Faria made 23 appearances for Arizona in 2021, recording a 5.51 ERA with 32 strikeouts. On September 19, the Diamondbacks designated Faria for assignment.
On September 22, Faria elected free agency.

===Minnesota Twins===
On December 1, 2021, Faria signed a minor league contract with the Minnesota Twins. He was assigned to the Triple-A St. Paul Saints to begin the 2022 season. He struggled in 12 games (nine starts) for the team, pitching to a 1–2 record and 7.48 ERA with 39 strikeouts in 43 1/3 innings pitched. Faria was released by the organization on June 22, 2022.

===Boston Red Sox===
On February 4, 2023, Faria signed a minor-league contract with the Boston Red Sox organization. On April 16, Faria was selected to Boston's active roster following an injury to Chris Martin. He went unused out of the bullpen in the team's game against the Los Angeles Angels and was designated for assignment the following day. Faria cleared waivers and was sent outright to the Triple-A Worcester Red Sox on April 19. He had his contract selected again on July 16. Faria made his Red Sox debut the same day, closing an 11–5 win over the Chicago Cubs; in two innings of work, he allowed four hits, four walks, and all five Cubs runs. Faria was designated for assignment the next day; he cleared waivers and was sent outright to Worcester on July 19. On July 27, Faria was released by the Red Sox organization.

===Guerreros de Oaxaca===
On April 24, 2025, after a year of inactivity, Faria signed with the Guerreros de Oaxaca of the Mexican League. In 13 starts for Oaxaca, he struggled to a 3–4 record and 6.88 ERA with 54 strikeouts across 52 1/3 innings pitched. Faria was released by the Guerreros on July 11.

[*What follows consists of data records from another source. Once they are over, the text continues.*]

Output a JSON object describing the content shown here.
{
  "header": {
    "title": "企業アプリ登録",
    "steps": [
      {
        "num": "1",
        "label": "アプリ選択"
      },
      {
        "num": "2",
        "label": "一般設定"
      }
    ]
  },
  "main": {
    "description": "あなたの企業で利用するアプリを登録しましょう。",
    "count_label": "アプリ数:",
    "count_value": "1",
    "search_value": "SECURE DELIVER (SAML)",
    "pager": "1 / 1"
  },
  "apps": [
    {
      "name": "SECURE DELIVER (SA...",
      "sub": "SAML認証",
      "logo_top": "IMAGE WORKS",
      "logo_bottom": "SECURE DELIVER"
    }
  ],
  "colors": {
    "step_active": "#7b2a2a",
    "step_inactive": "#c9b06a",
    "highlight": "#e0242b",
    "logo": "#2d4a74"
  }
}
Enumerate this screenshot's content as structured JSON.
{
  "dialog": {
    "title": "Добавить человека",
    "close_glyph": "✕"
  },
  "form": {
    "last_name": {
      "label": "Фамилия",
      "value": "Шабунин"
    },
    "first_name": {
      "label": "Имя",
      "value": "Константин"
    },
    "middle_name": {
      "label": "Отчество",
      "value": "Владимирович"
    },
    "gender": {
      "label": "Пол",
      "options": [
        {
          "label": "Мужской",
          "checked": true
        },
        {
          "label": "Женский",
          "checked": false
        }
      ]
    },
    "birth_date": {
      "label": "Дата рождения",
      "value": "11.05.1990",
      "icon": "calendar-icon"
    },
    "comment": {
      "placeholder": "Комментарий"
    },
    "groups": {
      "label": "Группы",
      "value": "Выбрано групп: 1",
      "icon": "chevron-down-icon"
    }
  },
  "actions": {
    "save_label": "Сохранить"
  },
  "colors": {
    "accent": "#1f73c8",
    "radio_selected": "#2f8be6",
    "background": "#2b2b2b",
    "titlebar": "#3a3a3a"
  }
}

===El Águila de Veracruz===
On May 26, 2026, Faria signed with El Águila de Veracruz of the Mexican League. In one start, he failed to record an out and allowed five earned runs while walking four batters. On May 28, Faria was released by Veracruz.

==Personal life==
Faria and his girlfriend, Jessica Soto, became engaged in May 2017. The couple were married on November 16, 2018, in California. Faria is of Portuguese and Cuban descent.